Она сорвала с меня халат и подвела к большому зеркалу. На меня из него смотрел костлявый задохлик с цыплячьей шейкой. Там, где когда-то был член приличных размеров, теперь торчал высохший арбузный хвостик.
— Тебя выгнали с работы за прогулы. Ты просрал все свои сбережения и остался без копейки. Теперь живёшь на последние грошИ, оставшиеся после продажи машины. Да тебя из квартиры скоро сгонят в барак за кольцевую дорогу за неуплату коммунальных платежей.
— Но это все ж растерял ради тебя!
— А я не для тебя живу. Скажи спасибо, что соглашаюсь тебя иногда приголубить... Не забудь собрать бутылки, что оставили вчерашние парни, и сдай их, а то опять без хлеба останешься. Без меня ты бы вообще с голоду сдох, если бы не те бутылки, что мне по ночам разные пацаны приносят.
— Ах ты сука-суккуба! — занёс я над ней свой костлявый кулачок, напоминающий амулет людоедов, который они делают из высушенной руки своей жертвы.
— Что, твоя святоша Настя тебе уже в уши про меня надула? За суку-суккубу ответишь, а с ней я потом разберусь. Она у меня на земле долго не заживётся. Так ей и передай при случае.
Дородная, раскормленная, похорошевшая Лилька медленно встала из-за туалетного столика, схватила меня всего лишь левой рукой за глотку и так трахнула о стену, что у меня в глазах все потемнело.
5
Я слышал разговор, доносящийся как бы издалека.
— Отчего это у него, Костя?
— Обморок возникает вследствие острого падения тонуса сосудов при сильном волнении, истерии, различных болях и так далее.
— А точная причина?
— Причины могут быть самые разные. Как правило, в основе обморока лежит недостаточное снабжение кислородом головного мозга. Точно так же, причиной может быть спазм сосудов головного мозга, падение артериального давления, падение уровня сахара в крови — гипогликемия, это так называемый голодный обморок.

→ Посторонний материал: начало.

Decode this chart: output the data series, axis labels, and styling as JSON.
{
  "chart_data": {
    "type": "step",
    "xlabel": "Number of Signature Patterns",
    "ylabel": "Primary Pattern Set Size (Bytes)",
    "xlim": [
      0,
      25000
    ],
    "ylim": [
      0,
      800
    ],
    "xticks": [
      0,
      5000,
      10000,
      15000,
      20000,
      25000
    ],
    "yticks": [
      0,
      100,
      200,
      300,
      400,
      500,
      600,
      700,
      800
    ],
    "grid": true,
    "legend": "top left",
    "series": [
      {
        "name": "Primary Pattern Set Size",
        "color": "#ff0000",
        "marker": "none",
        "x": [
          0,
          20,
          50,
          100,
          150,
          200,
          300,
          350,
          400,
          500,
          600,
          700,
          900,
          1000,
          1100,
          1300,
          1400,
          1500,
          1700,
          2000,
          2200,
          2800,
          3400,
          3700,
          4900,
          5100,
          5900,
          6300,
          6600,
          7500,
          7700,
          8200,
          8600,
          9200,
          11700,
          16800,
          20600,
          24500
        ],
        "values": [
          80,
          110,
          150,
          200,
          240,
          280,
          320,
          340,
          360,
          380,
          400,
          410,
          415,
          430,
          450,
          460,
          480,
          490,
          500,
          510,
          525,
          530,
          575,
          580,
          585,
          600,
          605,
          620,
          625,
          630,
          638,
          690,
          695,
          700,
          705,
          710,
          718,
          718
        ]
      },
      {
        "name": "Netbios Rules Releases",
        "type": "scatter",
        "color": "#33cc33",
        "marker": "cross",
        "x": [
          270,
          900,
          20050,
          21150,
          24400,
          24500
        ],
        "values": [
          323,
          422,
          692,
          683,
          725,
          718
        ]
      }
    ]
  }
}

Ты его хорошо кормишь, Настя?
— Это пока не мой парень, соперница увела. Но точно знаю — кормят его тут плохо. Что мне ему сделать?

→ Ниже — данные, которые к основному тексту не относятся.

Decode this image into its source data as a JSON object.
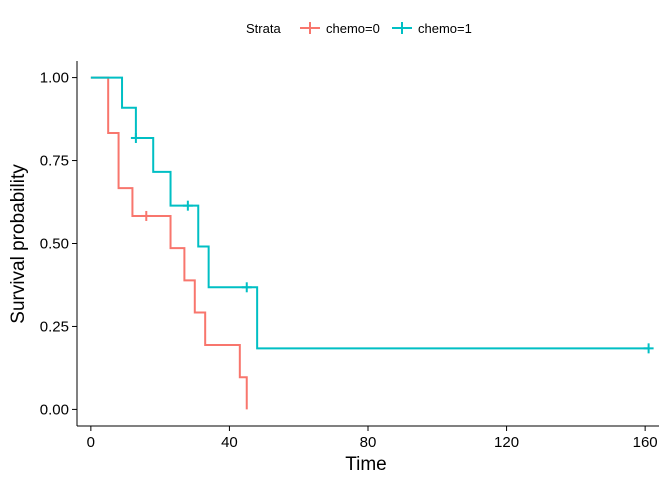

— Расстегни ему все сдавливающие элементы одежды, а лучше вообще всё сними, даже трусы. Резинка может быть тугая. Для нормальной деятельности мозга необходим постоянный приток крови. Уложи его так, чтобы ноги были выше головы, обеспечив тем самым усиленный прилив крови к головному мозгу. Взбрызни ему лицо холодной водой. Поднеси к носу ватку, смоченную нашатырным спиртом.
— Я все сделала, а он глаз не открывает! Что делать?
— Можно ещё ввести ему один миллилитр десятипроцентного кофеина подкожно, либо два миллилитра кордиамина внутримышечно. У меня с собой есть. Сделать инъекцию?
— Вводи, ещё спрашиваешь! Как это могло случиться?
— Я не знаю, что тебе сказать, Настя. Вообще-то, существует много состояний, когда возникает угроза для жизни больного. Это обморок, коллапс, острая сердечно-сосудистая недостаточность, анафилактический шок, приступ бронхиальной астмы, эпилептический приступ, гипертонический криз и прочее. Но тут я ничего особенного не вижу.
— Но он же трупом лежит!
— Единственное, что могу констатировать, это, очевидно, кратковременная потеря сознания. Об этом свидетельствуют бледная окраска кожных покровов, появление холодного липкого пота, холодные конечности, нитевидный пульс, очевидное снижение артериального давления, но у меня нет с собой тонометра. Так, приоткроем ему глаза... Зрачки расширены, на свет реагируют слабо. Дыхание слабое, поверхностное. Ещё у пострадавшего достаточно ярко выраженная брадикардия.
— А что это такое?
— Ну, брадисистолия.
— Вот уж объяснил!
— Ну, замедленная частота сердечных сокращений. Можно ввести полмиллилитра 0,1%-ного раствора атропина. Но, думаю, это лишнее. Он уже почти очухался. Больному рекомендуется только покой, сладкий, крепкий и горячий чай.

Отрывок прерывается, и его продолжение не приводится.